Due diligence is a key process during a business acquisition and provides the information you need to complete a transaction with confidence. Delving deeper into the background and operational workings of a potential new business is crucial to ensure the details provided by the seller are reliable.

The time it takes to conduct due diligence depends on the size of the target business and the complexity of its affairs. By the end of the process, however, you should have a clearer picture of the business proposition in front of you and be able to make an informed decision on whether to proceed.

What is covered by due diligence?

The broad areas covered during due diligence include the business’s structure, operations, finances, assets, legal issues, staffing, and marketing. It’s a comprehensive fact-checking process and scrutiny that should bring to light any existing or potential problems.

Depending on the industry the business operates in you might decide to place extra focus on certain elements. In construction, for example, funding, credit control, and cash flow are key areas.

Due diligence checklist for acquiring a business

Legal

· Company constitution and structure

· Litigation, past, ongoing, and potential future legal claims against the company

· Contracts, including suppliers and customers

· Insurance policies and any claims made on them

· Property leases and contracts

· Tax returns

· Health and safety, regulatory matters, and compliance

Financial

· Annual reports

· Company accounts

· Cash flow and profit and loss

· Share values and shareholders

· Expenses, debt, and equity

· VAT

· Payroll

Operations

· Products and services, including warranties and any customer complaints

· Processes, such as manufacturing and sales

· Company values and culture

· Pricing and profit margins

· IT systems and equipment

Company assets

· Identifying fixed and variable assets

· Intellectual property rights attached to intangible assets, such as trademarks and patents

Employees

· Current employees’ salaries and roles

· Pension schemes and other staff benefits

· Employee contracts

· Hierarchical leadership and management structure

· Staff leave and absence policies

· Staff turnover

· Any cases of employee litigation

· Onboarding and offboarding procedures

Marketing

· Marketing budgets

· Campaign results

· Brand recognition by consumers

· General perception of the business within its sector

Who can help you with due diligence?

Seeking help from professional advisors, such as lawyers, accountants, business sales agents, and tax experts, means you can trust the results of a due diligence check and benefit from a comprehensive report that covers all potential risks.

If you’re already a business owner, your management team should also be able to offer you support in areas such as marketing and IT and how the new business will fit into your existing portfolio.

The importance of due diligence during a business acquisition

Due diligence ultimately allows you to establish whether a fair value has been attached to the business, and if not, provides the evidence to negotiate the terms of sale or reopen negotiations on price.

The concept of ‘caveat emptor’ in English law – ‘let the buyer beware’ – makes due diligence an essential element of acquiring a business.
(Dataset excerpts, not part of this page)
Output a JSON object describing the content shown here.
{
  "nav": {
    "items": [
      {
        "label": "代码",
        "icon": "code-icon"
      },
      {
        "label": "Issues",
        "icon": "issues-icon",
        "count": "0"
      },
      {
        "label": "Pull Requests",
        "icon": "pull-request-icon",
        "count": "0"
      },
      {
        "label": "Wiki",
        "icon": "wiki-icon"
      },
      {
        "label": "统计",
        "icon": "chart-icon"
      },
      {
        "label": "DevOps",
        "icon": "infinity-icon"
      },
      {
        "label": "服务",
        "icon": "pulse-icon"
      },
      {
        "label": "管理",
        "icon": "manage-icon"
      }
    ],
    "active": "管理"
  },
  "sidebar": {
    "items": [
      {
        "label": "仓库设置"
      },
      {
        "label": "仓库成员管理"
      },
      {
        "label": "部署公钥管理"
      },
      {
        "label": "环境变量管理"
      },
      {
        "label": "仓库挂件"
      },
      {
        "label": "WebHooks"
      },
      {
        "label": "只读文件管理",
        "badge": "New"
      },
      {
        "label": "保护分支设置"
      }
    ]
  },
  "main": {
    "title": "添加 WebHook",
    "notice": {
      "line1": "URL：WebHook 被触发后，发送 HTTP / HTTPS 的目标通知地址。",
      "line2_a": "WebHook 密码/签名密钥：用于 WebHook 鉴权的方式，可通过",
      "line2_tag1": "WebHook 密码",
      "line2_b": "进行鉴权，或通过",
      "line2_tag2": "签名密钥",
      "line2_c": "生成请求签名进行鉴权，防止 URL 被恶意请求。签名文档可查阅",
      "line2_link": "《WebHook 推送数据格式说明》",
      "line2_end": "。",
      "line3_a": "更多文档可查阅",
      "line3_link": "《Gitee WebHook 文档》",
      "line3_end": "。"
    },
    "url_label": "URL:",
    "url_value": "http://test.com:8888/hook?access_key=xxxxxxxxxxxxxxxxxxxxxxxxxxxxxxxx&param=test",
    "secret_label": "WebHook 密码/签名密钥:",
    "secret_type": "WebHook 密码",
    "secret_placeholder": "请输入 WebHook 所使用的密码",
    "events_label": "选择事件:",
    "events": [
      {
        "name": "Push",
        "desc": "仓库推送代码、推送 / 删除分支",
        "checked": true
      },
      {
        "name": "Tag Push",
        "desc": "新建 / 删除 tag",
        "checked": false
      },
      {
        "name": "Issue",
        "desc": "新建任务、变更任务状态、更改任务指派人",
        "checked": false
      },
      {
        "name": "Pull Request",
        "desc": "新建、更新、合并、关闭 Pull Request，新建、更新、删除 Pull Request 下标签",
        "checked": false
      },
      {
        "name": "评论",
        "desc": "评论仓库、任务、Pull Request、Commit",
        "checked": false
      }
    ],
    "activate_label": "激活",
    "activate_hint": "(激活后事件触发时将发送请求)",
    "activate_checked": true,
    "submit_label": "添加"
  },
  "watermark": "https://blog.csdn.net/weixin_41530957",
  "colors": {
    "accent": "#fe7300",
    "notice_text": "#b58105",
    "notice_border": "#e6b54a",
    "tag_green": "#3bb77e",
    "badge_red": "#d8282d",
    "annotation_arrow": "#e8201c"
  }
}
Without completing this process, you risk

taking on a business with significant issues for which you become responsible as the new owner.

It highlights areas of risk that might not otherwise have been apparent – for example, ongoing customer or employee claims against the business. It’s clear that a thorough due diligence process conducted by relevant experts underpins a successful business acquisition and ensures that you make the right move at this important time.